Быть может, это все лишь для того,
чтобы избежать жизни рядом с ней. Быть может, будущий Алик опять ее
отпустил и зарылся в толщу времени, чтобы не выбраться больше и не
видеться с той, которой болен. Что она делает?!
– Умоляю тебя, не спеши уходить, –
осторожным заклинанием встрял в хор этих призраков голос
алхимика.
Он с таким трепетом произнес мольбу,
словно в его ретортах созидался ребис2 и живое не родит живое, без
присутствия незримого духа, наполняющего плоть божественным
дыханием.
Эл слишком обнажила чувства и
поймала состояние самого Зульберга. В голове замелькали какие-то
элементы знаний из алхимии, видимо, внесенные Этьеном в каталог
загрузки базовой памяти.
Она повернулась на просьбу и
произнесла:
– Расскажите мне о нем.
Озадаченный просьбой Зульберг замер
на месте, его рука сделала жест в ее сторону и застыла.
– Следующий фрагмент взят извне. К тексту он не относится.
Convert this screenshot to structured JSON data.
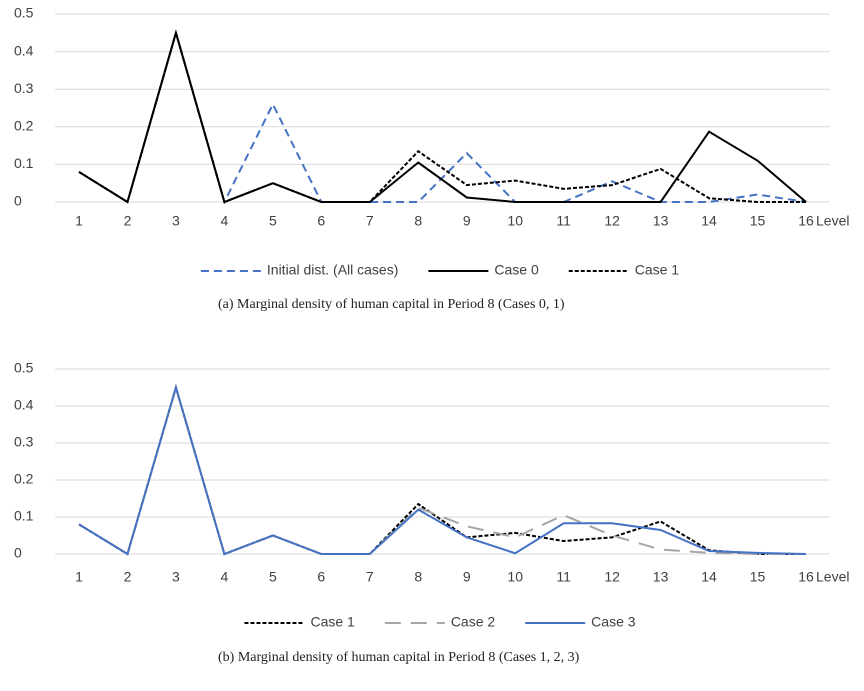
{
  "chart_data": [
    {
      "type": "line",
      "caption": "(a) Marginal density of human capital in Period 8 (Cases 0, 1)",
      "xlabel": "Level",
      "categories": [
        "1",
        "2",
        "3",
        "4",
        "5",
        "6",
        "7",
        "8",
        "9",
        "10",
        "11",
        "12",
        "13",
        "14",
        "15",
        "16"
      ],
      "ylim": [
        0,
        0.5
      ],
      "yticks": [
        0,
        0.1,
        0.2,
        0.3,
        0.4,
        0.5
      ],
      "grid": true,
      "series": [
        {
          "name": "Initial dist. (All cases)",
          "color": "#4472c4",
          "dash": "dashed",
          "values": [
            0.08,
            0,
            0.45,
            0,
            0.26,
            0,
            0,
            0,
            0.13,
            0,
            0,
            0.055,
            0,
            0,
            0.02,
            0
          ]
        },
        {
          "name": "Case 0",
          "color": "#000000",
          "dash": "solid",
          "values": [
            0.08,
            0,
            0.45,
            0,
            0.05,
            0,
            0,
            0.105,
            0.012,
            0,
            0,
            0,
            0,
            0.187,
            0.11,
            0
          ]
        },
        {
          "name": "Case 1",
          "color": "#000000",
          "dash": "dotted",
          "values": [
            0.08,
            0,
            0.45,
            0,
            0.05,
            0,
            0,
            0.135,
            0.045,
            0.057,
            0.035,
            0.045,
            0.088,
            0.01,
            0,
            0
          ]
        }
      ]
    },
    {
      "type": "line",
      "caption": "(b) Marginal density of human capital in Period 8 (Cases 1, 2, 3)",
      "xlabel": "Level",
      "categories": [
        "1",
        "2",
        "3",
        "4",
        "5",
        "6",
        "7",
        "8",
        "9",
        "10",
        "11",
        "12",
        "13",
        "14",
        "15",
        "16"
      ],
      "ylim": [
        0,
        0.5
      ],
      "yticks": [
        0,
        0.1,
        0.2,
        0.3,
        0.4,
        0.5
      ],
      "grid": true,
      "series": [
        {
          "name": "Case 1",
          "color": "#000000",
          "dash": "dotted",
          "values": [
            0.08,
            0,
            0.45,
            0,
            0.05,
            0,
            0,
            0.135,
            0.045,
            0.057,
            0.035,
            0.045,
            0.088,
            0.01,
            0,
            0
          ]
        },
        {
          "name": "Case 2",
          "color": "#a6a6a6",
          "dash": "long-dash",
          "values": [
            0.08,
            0,
            0.45,
            0,
            0.05,
            0,
            0,
            0.125,
            0.075,
            0.045,
            0.105,
            0.05,
            0.012,
            0.003,
            0,
            0
          ]
        },
        {
          "name": "Case 3",
          "color": "#4472c4",
          "dash": "solid",
          "values": [
            0.08,
            0,
            0.45,
            0,
            0.05,
            0,
            0,
            0.12,
            0.045,
            0.002,
            0.083,
            0.083,
            0.065,
            0.008,
            0.003,
            0
          ]
        }
      ]
    }
  ]
}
Эл знала наверняка, если не задавать
теперь в этом состоянии наводящие вопросы, то алхимик начнет
говорить то, что в голову взбредет. Его накрыла легкая религиозная
эйфория. Он воспринимал ее как дух, явившийся ему ранним дождливым
вечером в облике девы с портрета. Надпись на латыни добавляла
событию мистики.
– Как давно вы знакомы?
Она прошлась неслышно и взяла в руки
небольшую доску с портретом.
– Я не могу этого точно сказать, но
определенно убежден, что время, с которым он работает, не проводит
по его лицу своим плащом, не уносит его годы. Я постарел за годы,
что мы знакомы, у меня выпадают волосы и болят кости по ночам, а
Доминик почти не изменился, его время не берет. Как ее. Впрочем,
даже твой портрет потемнел от времени.
Он провел рукой над лицом
девушки.
– Как давно он это написал?
– Я не знаю. Это единственное
изображение, которое мне однажды удалось спасти. У него их был
небольшой сундучок и в порыве некоего страстного помутнения
рассудка, он решил все сжечь. Я выпросил себе эту доску, потому что
она мне невероятно нравилась. Он утверждал, что ты не существуешь,
ты лишь бесплотный образ, что преследует его. Он тогда в порыве
страстного желания снова увидеть тебя, молил о смерти небеса, а
когда они не ответили, запалил костер на заднем дворе. Он привез
это с собой, кажется, из Дании. Я почти что силой ее отобрал.
– Как вы познакомились? Когда?
– О, мы знали друг друга до того,
как он перебрался в Брюгге. Когда же это было? Когда... Давно, я
точно не считал, уже лет двадцать назад. Мы как-то плыли на одном
корабле, и я увидел, как он делает наброски. Моряков, море. Он
потом показал мне некоторые свои записи. Мой друг – вечный
скиталец, кажется, он повидал весь мир. Я полагал, что познакомился
с художником, что он пишет алтари или исполняет портреты, быть
может, расписывает дома. Я ошибался. Он скорее практического ума
человек, его более влечет архитектура, чем живопись, а уж как он
умеет обрабатывать металл и вовсе – чудо. Мы запросто подружились.
А потом вместе подались на войну. Он словно шутил, когда заметил,
что ему нужно поддерживать навыки и приобретать новые. Мы вместе
воевали в Брабани, я был ранен и попал в госпиталь. Когда убили
нашего хирурга, Доминик его заменил. Мы занимались врачеванием,
лечили раненых. Доминик смыслит в медицине, знает травы и умеет
зашивать раны. Он и меня обучил. Потом он задумался о том, чтобы
осесть где-нибудь и заняться механикой, точными науками,
механизмами. Для этого нужно остановится. Я предложил ему Брюгге, у
меня тут были родственники и ждало небольшое наследство. Так мы
перекупили эти дома, разделили дело. Мы неплохие компаньоны.